“I need a non-pro sometime-PTQ player who’s up for doing a series of articles with Chris Romeo.”
Craig, via email
Huh. Wonder what the ol’ editor’s up to this time. Well, I guess I fit the job description; might as well email him back.
“A series of articles” sounded innocent. They always do. Little did I know what the nefarious Scousemaster had in mind. Here’s what he told me, in case you haven’t already read about the challenge in Romeo’s article.
- Chris and I each have $25 (read: 25 event tickets) with which to build a Standard deck on Magic Online. (It is assumed that all Standard-legal commons can be acquired for free through giveaway channels, casual trading, and so forth.)
- We each submit independent articles explaining how our decks work; these articles are published at the same time so that neither of us can read the other’s piece until after having already submitted his own.
- Having now seen each others’ decks, we meet on Magic Online to battle to the death in a best-of-five match.
- Here’s the best part: The match will be held on Sunday 18th June at 9.30pm, in the “Anything Goes” room of MTGO’s Casual Games area. The entire StarCityGames.com readership is invited to come spectate!
That’s a lot of readers.
… So no pressure, right? My first-ever competitive budget deck, up against quite possibly the most prolific budget deckbuilder on the planet… and the whole world gets to watch the match live on MTGO. Kickass!

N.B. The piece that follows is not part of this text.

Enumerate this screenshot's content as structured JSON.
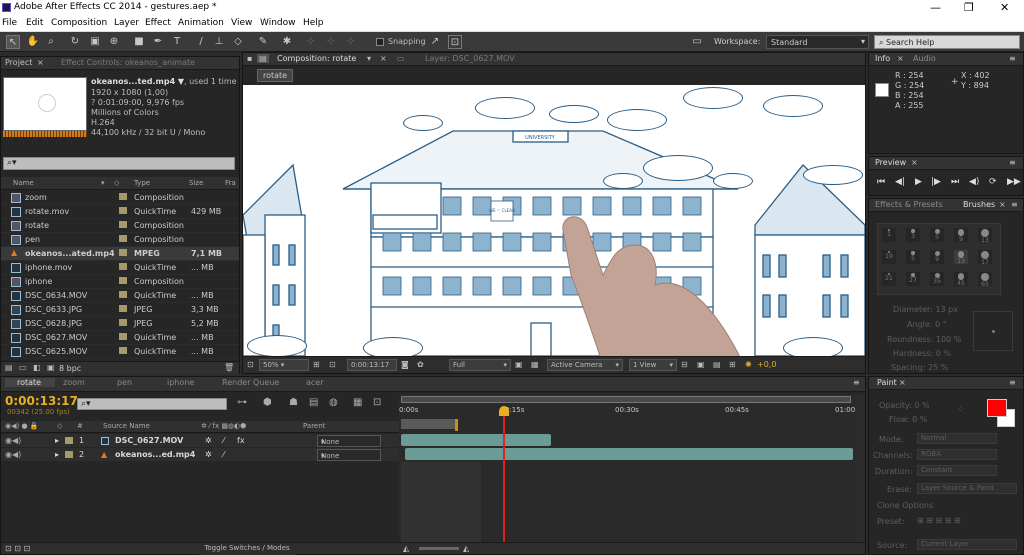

Luckily, I’m the type who works well under pressure.
“Let’s do this,” I say aloud, then crack my knuckles, stretch my neck to either side, and boot up MTGO.
I. Building the Deck
My first instinct is to try and find an expensive, powerful rare that I can play extra copies of by tutoring for it. Meloku isn’t cheap, but Time of Need sure is. Jitte isn’t cheap, but Godo sure is. That way I can play all the busted rares I want, albeit a turn or two later than I’m used to playing them.
Turns out Jitte is in the neighborhood of 9 tickets, and playing multiple legends so that Time of Need doesn’t blow after the one Meloku is used up would be even more expensive than the Jitte. So much for that plan.

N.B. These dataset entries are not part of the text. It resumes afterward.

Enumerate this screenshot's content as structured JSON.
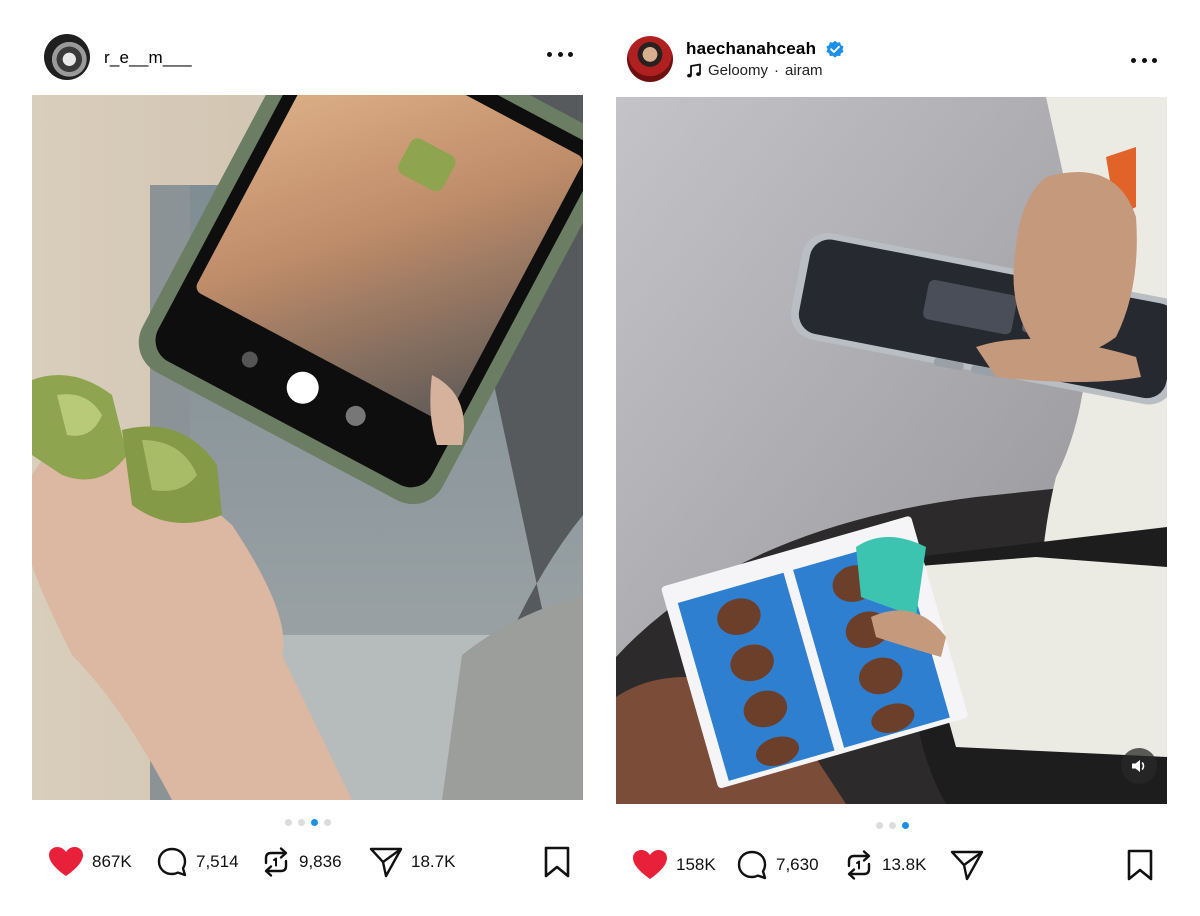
{
  "posts": [
    {
      "username": "r_e__m___",
      "verified": false,
      "music": null,
      "carousel": {
        "count": 4,
        "active": 3
      },
      "stats": {
        "likes": "867K",
        "comments": "7,514",
        "reposts": "9,836",
        "shares": "18.7K"
      },
      "liked": true,
      "colors": {
        "like": "#e8203a",
        "dot_active": "#1d8fe8"
      }
    },
    {
      "username": "haechanahceah",
      "verified": true,
      "music": {
        "song": "Geloomy",
        "separator": "·",
        "artist": "airam"
      },
      "carousel": {
        "count": 3,
        "active": 3
      },
      "stats": {
        "likes": "158K",
        "comments": "7,630",
        "reposts": "13.8K"
      },
      "liked": true,
      "has_volume_button": true,
      "colors": {
        "like": "#e8203a",
        "verified": "#1d8fe8",
        "dot_active": "#1d8fe8"
      }
    }
  ],
  "icons": {
    "more": "more-options-icon",
    "like": "heart-icon",
    "comment": "comment-bubble-icon",
    "repost": "repost-icon",
    "share": "paper-plane-icon",
    "save": "bookmark-icon",
    "music": "music-note-icon",
    "volume": "speaker-icon"
  }
}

Then it dawned on me that I won’t be having access to any kind of dual lands or painlands; a single dual land would take up almost all of my $25 budget by itself. For a second there, I had a horrible flashback to last year’s Mirrodin-Kamigawa Standard, where nearly every deck was monocolored because the only playable non-Green mana fixers in the format (including lands) were the Talismans and Wayfarer’s Bauble. Shudder.
Luckily, the Ravnica bouncelands are common (and thus free), so I made a mental note to play four of those in whatever deck I chose, unless I decided on a fast aggro deck of some sort.

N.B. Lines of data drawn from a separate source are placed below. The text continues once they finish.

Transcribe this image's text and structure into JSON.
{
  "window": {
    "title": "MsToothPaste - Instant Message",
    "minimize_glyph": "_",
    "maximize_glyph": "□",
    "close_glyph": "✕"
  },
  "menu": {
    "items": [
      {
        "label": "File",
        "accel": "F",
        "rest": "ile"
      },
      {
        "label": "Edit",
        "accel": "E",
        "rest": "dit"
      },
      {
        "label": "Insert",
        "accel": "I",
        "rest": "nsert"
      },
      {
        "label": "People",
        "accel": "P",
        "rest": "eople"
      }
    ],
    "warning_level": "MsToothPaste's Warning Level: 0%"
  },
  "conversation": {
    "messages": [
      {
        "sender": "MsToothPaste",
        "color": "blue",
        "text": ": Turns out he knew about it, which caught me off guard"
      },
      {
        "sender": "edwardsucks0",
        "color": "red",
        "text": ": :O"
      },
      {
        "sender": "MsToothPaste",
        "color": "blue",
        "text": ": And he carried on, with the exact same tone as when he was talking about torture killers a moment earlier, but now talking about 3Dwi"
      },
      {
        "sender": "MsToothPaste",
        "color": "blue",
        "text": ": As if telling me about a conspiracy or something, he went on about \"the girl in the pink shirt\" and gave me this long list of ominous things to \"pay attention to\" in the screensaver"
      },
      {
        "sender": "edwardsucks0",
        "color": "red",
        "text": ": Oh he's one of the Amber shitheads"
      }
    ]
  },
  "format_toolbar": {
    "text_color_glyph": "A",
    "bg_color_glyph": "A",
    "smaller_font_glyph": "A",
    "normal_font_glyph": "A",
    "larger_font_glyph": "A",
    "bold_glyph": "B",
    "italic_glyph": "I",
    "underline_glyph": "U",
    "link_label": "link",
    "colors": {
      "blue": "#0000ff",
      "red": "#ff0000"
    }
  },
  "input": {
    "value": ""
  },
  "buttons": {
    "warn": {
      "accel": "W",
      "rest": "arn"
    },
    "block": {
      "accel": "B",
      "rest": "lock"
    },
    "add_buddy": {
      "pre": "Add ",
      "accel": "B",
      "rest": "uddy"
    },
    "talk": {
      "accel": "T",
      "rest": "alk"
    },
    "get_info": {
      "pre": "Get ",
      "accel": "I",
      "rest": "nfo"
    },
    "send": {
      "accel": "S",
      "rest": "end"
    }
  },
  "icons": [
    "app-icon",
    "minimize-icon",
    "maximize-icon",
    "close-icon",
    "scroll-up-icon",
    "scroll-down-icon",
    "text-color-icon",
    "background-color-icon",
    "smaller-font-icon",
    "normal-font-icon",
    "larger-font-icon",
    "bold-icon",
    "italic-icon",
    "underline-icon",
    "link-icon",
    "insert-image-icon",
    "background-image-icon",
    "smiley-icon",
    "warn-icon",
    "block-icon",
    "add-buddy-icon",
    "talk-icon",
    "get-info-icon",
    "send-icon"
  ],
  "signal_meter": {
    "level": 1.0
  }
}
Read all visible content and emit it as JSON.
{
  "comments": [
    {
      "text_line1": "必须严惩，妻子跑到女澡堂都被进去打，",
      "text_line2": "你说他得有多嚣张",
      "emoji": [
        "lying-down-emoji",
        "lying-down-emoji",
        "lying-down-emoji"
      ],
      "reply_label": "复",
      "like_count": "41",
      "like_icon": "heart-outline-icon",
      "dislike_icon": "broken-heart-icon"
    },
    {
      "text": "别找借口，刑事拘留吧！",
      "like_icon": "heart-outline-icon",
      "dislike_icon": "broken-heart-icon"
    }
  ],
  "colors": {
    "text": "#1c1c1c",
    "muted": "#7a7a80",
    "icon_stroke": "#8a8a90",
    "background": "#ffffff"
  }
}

But wait – a fast aggro deck? Me? Hell with that. I’ve never been a turn-all-my-men-sideways kind of guy, and very well may never be. The fastest aggro deck I’ve taken to a real tournament was the B/W deck I played at Regionals this year, and even that was slow enough to play four bouncelands.
So I want to play a control deck, most likely. But what to use as a finisher? All the quality ones are really expensive, and I can’t settle for a slow-but-effective one if Romeo goes for a lightning-fast beatdown approach. Cerulean Sphinx maybe? He’s no Tide Star, but he does have the stats and the evasion to get the job done, as long as he doesn’t get killed. Of course, by that logic, Jugan starts looking pretty enticing…
… Blech. There’s got to be something better out there.
I start absently scrolling through the price listings on the MTGO marketplace while pondering potential finishers, until something catches my eye and my jaw drops to the floor.
Firemane Angel… 2 tickets?
That’s game, boys.
The first deck I ever wrote about for this Standard season was a hot little number called The Spanish Inquisition. I played it at States and was banished to the draw bracket after I refused to concede to a triple-Cranial Extraction draw in game 2 (to be fair, the guy was on one life so I still thought I could finish); I lost anyway, and then ran out of time for game 3. The deck was too slow to escape the endless control mirrors of the draw bracket, so I fell out of contention pretty quickly.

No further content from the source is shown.